Ann Patchett gets third Orange Prize nomination
Novelist Ann Patchett has been shortlisted for the Orange Prize for Fiction for the third time.
She is best known for Bel Canto, the story of a hostage crisis, which won the Orange Prize in 2002.
The US writer's latest novel is State Of Wonder, which is set in the Amazon.
It is nominated for the Orange Prize alongside The Forgotten, by former Booker-winner Anne Enright; and novels by Esi Edugyan, Georgina Harding, Madeline Miller and Cynthia Ozick.
The £30,000 annual prize recognises the work of fiction written in the English language by women.
The winner also receives a limited edition bronze statue known as "the Bessie", created by artist Grizel Niven.
Madeline Miller is the only first-time writer on this year's shortlist. Her debut novel is The Song of Achilles, inspired by Homer's poem The Iliad.

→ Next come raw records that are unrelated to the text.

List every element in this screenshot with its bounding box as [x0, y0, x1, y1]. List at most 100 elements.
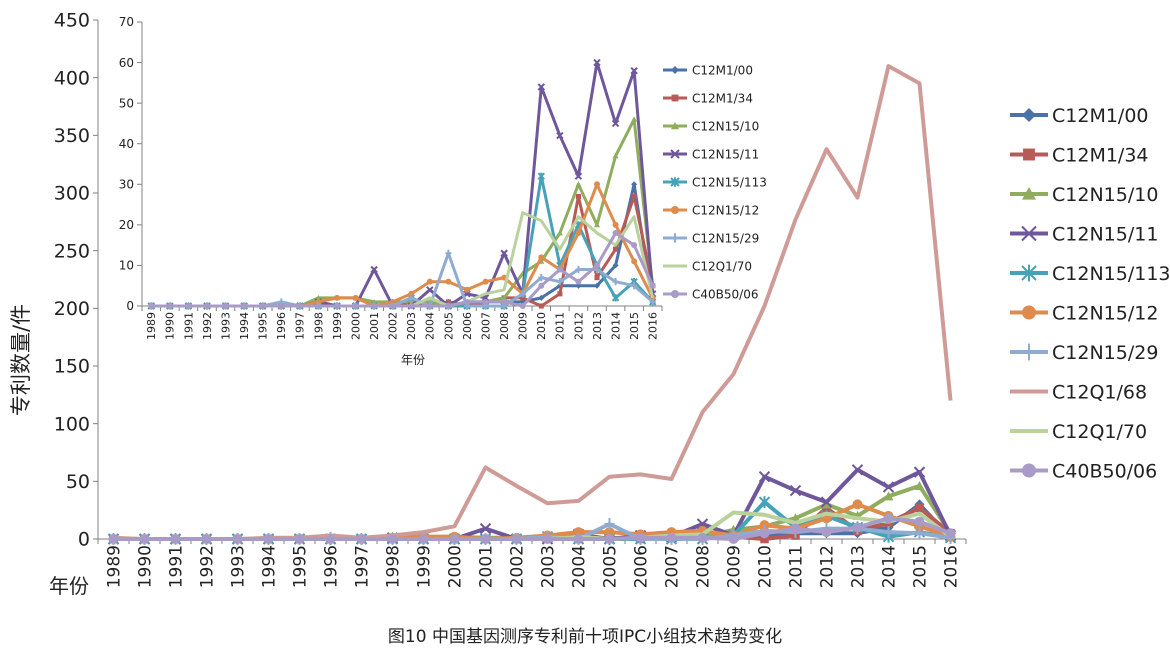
legend-marker — [671, 66, 679, 74]
legend-item-c12q1-68: C12Q1/68 — [1010, 381, 1147, 403]
data-point — [232, 534, 243, 544]
x-tick-label: 2004 — [424, 312, 437, 340]
legend-label: C12M1/00 — [692, 63, 753, 77]
data-point — [170, 534, 181, 544]
data-point — [790, 523, 801, 534]
legend-label: C12M1/00 — [1052, 105, 1149, 127]
x-tick-label: 1989 — [104, 545, 124, 588]
x-tick-label: 2000 — [445, 545, 465, 588]
data-point — [538, 303, 544, 309]
data-point — [883, 491, 894, 501]
data-point — [914, 480, 925, 490]
series-c40b50-06 — [108, 513, 956, 544]
x-tick-label: 1992 — [201, 312, 214, 340]
data-point — [241, 303, 248, 309]
x-tick-label: 2014 — [879, 545, 899, 588]
legend-marker — [1022, 187, 1036, 200]
data-point — [479, 522, 492, 535]
data-point — [315, 303, 322, 309]
data-point — [612, 278, 619, 286]
data-point — [790, 513, 801, 523]
data-point — [222, 303, 229, 309]
data-point — [166, 303, 173, 309]
data-point — [538, 274, 545, 282]
data-point — [821, 527, 832, 538]
data-point — [315, 294, 322, 301]
y-tick-label: 300 — [54, 183, 90, 205]
x-tick-label: 2012 — [572, 312, 585, 340]
data-point — [649, 282, 656, 289]
x-tick-label: 2003 — [538, 545, 558, 588]
x-tick-label: 2001 — [476, 545, 496, 588]
data-point — [449, 534, 460, 544]
legend-item-c12m1-00: C12M1/00 — [1010, 105, 1149, 127]
y-tick-label: 30 — [119, 177, 134, 191]
data-point — [482, 298, 489, 305]
legend-label: C12N15/10 — [692, 119, 759, 133]
x-tick-label: 1991 — [182, 312, 195, 340]
data-point — [573, 527, 584, 538]
legend-marker — [671, 94, 679, 102]
x-tick-label: 2001 — [368, 312, 381, 340]
x-tick-label: 2013 — [848, 545, 868, 588]
data-point — [594, 275, 600, 281]
data-point — [445, 249, 452, 257]
x-tick-label: 2006 — [461, 312, 474, 340]
data-point — [611, 119, 620, 128]
x-tick-label: 2002 — [387, 312, 400, 340]
x-axis-title: 年份 — [401, 353, 425, 367]
legend-label: C40B50/06 — [1052, 460, 1157, 482]
data-point — [882, 481, 895, 493]
data-point — [426, 278, 433, 285]
x-tick-label: 2009 — [517, 312, 530, 340]
data-point — [185, 303, 192, 309]
y-tick-label: 250 — [54, 240, 90, 262]
legend-label: C12N15/11 — [1052, 223, 1158, 245]
y-tick-label: 10 — [119, 259, 134, 273]
data-point — [520, 295, 526, 301]
legend-label: C12N15/29 — [1052, 342, 1158, 364]
data-point — [631, 282, 638, 290]
x-tick-label: 2000 — [349, 312, 362, 340]
legend-item-c12n15-113: C12N15/113 — [663, 175, 767, 189]
y-tick-label: 50 — [119, 96, 134, 110]
data-point — [851, 464, 864, 476]
series-line-c12m1-34 — [151, 195, 655, 308]
data-point — [408, 290, 415, 297]
data-point — [370, 265, 378, 274]
legend-label: C40B50/06 — [692, 287, 758, 301]
x-tick-label: 1999 — [414, 545, 434, 588]
data-point — [604, 534, 615, 544]
x-tick-label: 1989 — [145, 312, 158, 340]
x-tick-label: 1995 — [290, 545, 310, 588]
x-tick-label: 2015 — [628, 312, 641, 340]
legend-marker — [1023, 148, 1035, 161]
x-tick-label: 1994 — [259, 545, 279, 588]
data-point — [500, 249, 508, 257]
x-tick-label: 2013 — [591, 312, 604, 340]
data-point — [612, 229, 619, 236]
data-point — [426, 286, 434, 294]
data-point — [325, 534, 336, 544]
legend-label: C12N15/12 — [1052, 302, 1158, 324]
x-tick-label: 1996 — [275, 312, 288, 340]
data-point — [631, 242, 638, 249]
x-tick-label: 1997 — [352, 545, 372, 588]
data-point — [883, 513, 894, 524]
legend-item-c12m1-34: C12M1/34 — [663, 91, 753, 105]
x-tick-label: 2008 — [693, 545, 713, 588]
data-point — [501, 294, 508, 301]
data-point — [758, 471, 771, 483]
legend-marker — [1021, 225, 1037, 242]
data-point — [631, 193, 637, 200]
data-point — [556, 278, 563, 286]
data-point — [594, 262, 600, 269]
data-point — [728, 534, 739, 544]
data-point — [538, 282, 545, 289]
legend-item-c12n15-12: C12N15/12 — [663, 203, 759, 217]
data-point — [759, 528, 770, 539]
data-point — [593, 58, 601, 67]
legend-marker — [1022, 305, 1036, 320]
data-point — [575, 181, 582, 187]
legend-item-c12n15-113: C12N15/113 — [1010, 263, 1170, 285]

Cynthia James's novel Foreign Bodies was also inspired by another work - it uses Henry James's The Ambassadors as a jumping-off point for a dissection of displacement and inheritance.

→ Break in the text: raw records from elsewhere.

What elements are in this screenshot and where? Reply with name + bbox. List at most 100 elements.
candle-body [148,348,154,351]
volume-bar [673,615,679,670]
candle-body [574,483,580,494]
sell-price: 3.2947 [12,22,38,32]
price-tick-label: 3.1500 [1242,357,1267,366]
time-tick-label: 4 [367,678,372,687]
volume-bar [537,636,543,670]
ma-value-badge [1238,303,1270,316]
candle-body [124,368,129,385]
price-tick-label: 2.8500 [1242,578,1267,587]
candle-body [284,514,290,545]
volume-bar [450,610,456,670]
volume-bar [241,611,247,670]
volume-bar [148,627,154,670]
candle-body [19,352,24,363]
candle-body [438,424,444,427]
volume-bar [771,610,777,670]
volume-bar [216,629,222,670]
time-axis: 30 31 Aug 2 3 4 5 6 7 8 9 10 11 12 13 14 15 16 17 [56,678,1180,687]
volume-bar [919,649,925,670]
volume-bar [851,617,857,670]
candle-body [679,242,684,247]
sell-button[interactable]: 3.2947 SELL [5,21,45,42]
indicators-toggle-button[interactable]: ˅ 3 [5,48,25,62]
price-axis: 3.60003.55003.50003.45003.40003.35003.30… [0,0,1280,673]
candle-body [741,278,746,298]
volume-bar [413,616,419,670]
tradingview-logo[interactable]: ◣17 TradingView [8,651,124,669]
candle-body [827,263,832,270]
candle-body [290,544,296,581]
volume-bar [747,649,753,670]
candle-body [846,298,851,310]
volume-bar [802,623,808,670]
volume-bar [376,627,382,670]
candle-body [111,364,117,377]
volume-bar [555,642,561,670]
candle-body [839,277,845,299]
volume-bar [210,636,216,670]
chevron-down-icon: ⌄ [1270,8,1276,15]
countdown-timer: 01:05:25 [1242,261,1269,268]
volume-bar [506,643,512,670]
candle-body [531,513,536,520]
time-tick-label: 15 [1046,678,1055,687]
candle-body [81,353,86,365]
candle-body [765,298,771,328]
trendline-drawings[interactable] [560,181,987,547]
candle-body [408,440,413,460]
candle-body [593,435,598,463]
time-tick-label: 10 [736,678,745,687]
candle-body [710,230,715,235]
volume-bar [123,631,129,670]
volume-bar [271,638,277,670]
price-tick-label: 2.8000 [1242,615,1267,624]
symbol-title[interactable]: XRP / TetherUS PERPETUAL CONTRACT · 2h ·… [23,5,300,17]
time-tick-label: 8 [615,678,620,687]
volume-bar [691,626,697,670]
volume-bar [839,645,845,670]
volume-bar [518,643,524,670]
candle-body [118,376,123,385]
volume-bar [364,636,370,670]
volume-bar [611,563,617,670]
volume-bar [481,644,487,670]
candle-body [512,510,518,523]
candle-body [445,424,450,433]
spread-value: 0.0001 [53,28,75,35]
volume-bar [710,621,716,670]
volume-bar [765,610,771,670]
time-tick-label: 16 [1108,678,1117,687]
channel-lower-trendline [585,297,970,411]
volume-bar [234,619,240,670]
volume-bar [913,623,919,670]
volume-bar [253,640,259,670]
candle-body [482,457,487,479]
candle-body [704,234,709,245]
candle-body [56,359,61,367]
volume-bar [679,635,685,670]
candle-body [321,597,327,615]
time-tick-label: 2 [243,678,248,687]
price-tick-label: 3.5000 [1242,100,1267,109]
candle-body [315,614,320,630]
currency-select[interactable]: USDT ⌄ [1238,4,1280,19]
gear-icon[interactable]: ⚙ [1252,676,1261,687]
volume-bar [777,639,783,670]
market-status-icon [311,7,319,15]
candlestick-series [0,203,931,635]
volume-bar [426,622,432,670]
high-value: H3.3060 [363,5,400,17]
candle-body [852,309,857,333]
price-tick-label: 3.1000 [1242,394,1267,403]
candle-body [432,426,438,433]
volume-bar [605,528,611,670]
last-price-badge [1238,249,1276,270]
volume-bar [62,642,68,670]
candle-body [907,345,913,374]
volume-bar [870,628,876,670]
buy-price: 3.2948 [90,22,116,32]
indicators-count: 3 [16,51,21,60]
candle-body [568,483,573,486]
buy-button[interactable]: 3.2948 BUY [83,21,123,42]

Irish novelist Enright is nominated for The Forgotten Waltz, a lyrical tale of love and betrayal.
Esi Edugyan is recognised for her Booker-shortlisted novel Half-Blood Blues, while Georgina Harding receives a nomination for A Painter of Silence, set in wartime Romania.
"This is a shortlist of remarkable quality and variety," said author Joanna Trollope, who is running the judging panel this year.

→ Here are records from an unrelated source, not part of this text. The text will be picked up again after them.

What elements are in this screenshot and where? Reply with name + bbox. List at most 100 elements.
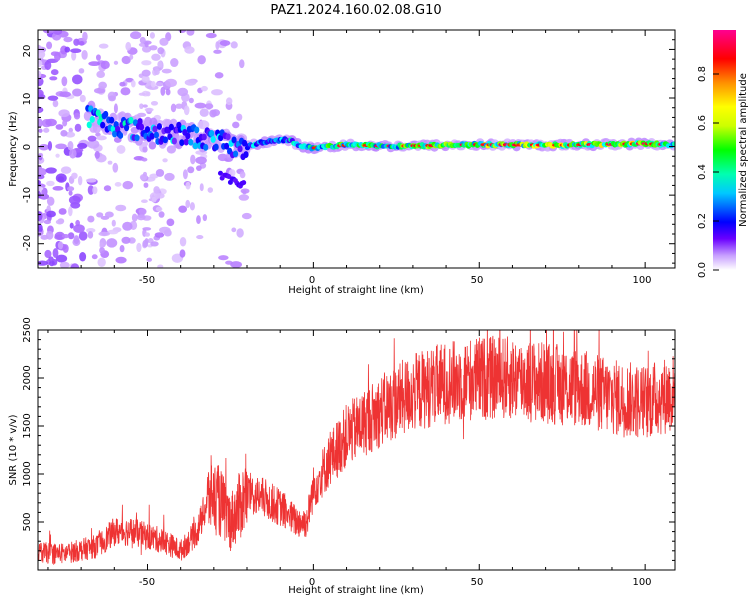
- spectrogram-cell: [230, 41, 238, 49]
- spectrogram-cell: [164, 172, 175, 181]
- spectrogram-cell: [93, 87, 106, 94]
- spectrogram-cell: [199, 108, 209, 117]
- spectrogram-cell: [162, 136, 168, 144]
- spectrogram-cell: [119, 244, 125, 253]
- spectrogram-cell: [99, 241, 104, 249]
- spectrogram-cell: [232, 150, 239, 158]
- spectrogram-cell: [38, 152, 44, 158]
- spectrogram-cell: [46, 196, 55, 206]
- spectrogram-cell: [70, 48, 82, 53]
- spectrogram-cell: [166, 145, 177, 154]
- spectrogram-cell: [130, 31, 142, 40]
- spectrogram-cell: [149, 45, 158, 51]
- colorbar: 0.0 0.2 0.4 0.6 0.8 Normalized spectral …: [697, 30, 749, 278]
- spectrogram-cell: [103, 185, 112, 192]
- spectrogram-cell: [63, 36, 73, 43]
- spectrogram-cell: [213, 49, 222, 54]
- spectrogram-cell: [178, 205, 187, 213]
- spectrogram-cell: [73, 38, 80, 46]
- spectrogram-cell: [60, 166, 72, 174]
- spectrogram-cell: [183, 105, 190, 116]
- spectrogram-xtick-label: 100: [632, 275, 651, 286]
- spectrogram-cell: [74, 123, 82, 132]
- spectrogram-cell: [77, 142, 88, 149]
- spectrogram-cell: [139, 103, 144, 110]
- spectrogram-cell: [168, 123, 174, 131]
- spectrogram-cell: [60, 130, 68, 137]
- spectrogram-cell: [103, 110, 109, 118]
- colorbar-label: Normalized spectral amplitude: [738, 73, 749, 227]
- spectrogram-cell: [46, 41, 53, 50]
- spectrogram-cell: [195, 165, 202, 171]
- spectrogram-cell: [241, 212, 252, 220]
- spectrogram-cell: [241, 180, 247, 186]
- spectrogram-cell: [230, 261, 242, 268]
- spectrogram-cell: [38, 70, 42, 79]
- spectrogram-cell: [38, 260, 49, 266]
- spectrogram-cell: [240, 188, 250, 194]
- snr-ytick-label: 1500: [22, 413, 33, 438]
- spectrogram-cell: [86, 121, 92, 129]
- spectrogram-cell: [115, 256, 127, 264]
- spectrogram-ticks: [38, 29, 675, 268]
- spectrogram-cell: [47, 140, 53, 151]
- spectrogram-cell: [165, 88, 171, 96]
- spectrogram-cell: [161, 68, 172, 74]
- spectrogram-cell: [72, 88, 83, 97]
- spectrogram-cell: [197, 55, 206, 65]
- spectrogram-cell: [95, 109, 101, 117]
- spectrogram-cell: [241, 139, 248, 147]
- spectrogram-cell: [218, 134, 224, 142]
- spectrogram-cell: [145, 91, 151, 97]
- colorbar-ticks: [713, 73, 719, 271]
- spectrogram-cell: [55, 173, 67, 183]
- spectrogram-cell: [188, 97, 194, 104]
- spectrogram-cell: [97, 257, 106, 267]
- spectrogram-cell: [201, 133, 207, 141]
- snr-xtick-label: 50: [471, 577, 484, 588]
- snr-xtick-label: 100: [632, 577, 651, 588]
- spectrogram-cell: [73, 235, 80, 245]
- spectrogram-cell: [136, 242, 142, 253]
- spectrogram-cell: [149, 117, 158, 128]
- spectrogram-cell: [77, 175, 83, 186]
- spectrogram-cell: [142, 146, 148, 153]
- spectrogram-cell: [71, 74, 83, 85]
- spectrogram-cell: [211, 89, 223, 96]
- spectrogram-cell: [113, 103, 118, 114]
- spectrogram-cell: [82, 31, 88, 42]
- spectrogram-cell: [165, 78, 177, 88]
- spectrogram-cell: [86, 228, 96, 233]
- spectrogram-cell: [112, 162, 119, 173]
- spectrogram-cell: [150, 81, 156, 88]
- spectrogram-frame: [37, 29, 676, 269]
- spectrogram-cell: [224, 142, 230, 150]
- spectrogram-cell: [130, 80, 136, 88]
- spectrogram-cell: [155, 82, 164, 87]
- spectrogram-cell: [136, 214, 146, 221]
- snr-series-line: [38, 330, 675, 565]
- spectrogram-cell: [54, 231, 65, 240]
- spectrogram-cell: [179, 249, 186, 258]
- spectrogram-cell: [144, 107, 154, 112]
- spectrogram-panel: -50 0 50 100 -20 -10 0 10 20 Height of s…: [8, 29, 676, 296]
- spectrogram-cell: [215, 41, 220, 50]
- spectrogram-ytick-label: -10: [22, 187, 33, 203]
- spectrogram-cell: [78, 231, 88, 241]
- spectrogram-cell: [43, 127, 50, 133]
- spectrogram-cell: [95, 54, 101, 61]
- spectrogram-cell: [225, 133, 231, 141]
- spectrogram-xtick-label: -50: [139, 275, 155, 286]
- spectrogram-ytick-label: -20: [22, 235, 33, 251]
- spectrogram-cell: [146, 257, 153, 262]
- spectrogram-cell: [71, 51, 77, 61]
- spectrogram-cell: [57, 241, 64, 250]
- spectrogram-cell: [209, 130, 215, 137]
- spectrogram-cell: [38, 186, 44, 191]
- snr-marks: [38, 330, 675, 565]
- spectrogram-cell: [48, 260, 55, 267]
- spectrogram-cell: [162, 158, 168, 163]
- spectrogram-cell: [149, 32, 156, 39]
- spectrogram-cell: [47, 95, 59, 101]
- spectrogram-cell: [45, 230, 54, 240]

"It includes six distinctive voices and subjects, four nationalities and an age range of close on half a century. It is a privilege to present it."
Previous winners of the prize, which is backed by the UK charity Booktrust, include Lionel Shriver for We Need to Talk about Kevin (2005), Zadie Smith for On Beauty (2006) and Tea Obreht for The Tiger's Wife (2011).
The winner will be announced on 30 May at the Royal Festival Hall, Southbank Centre in London.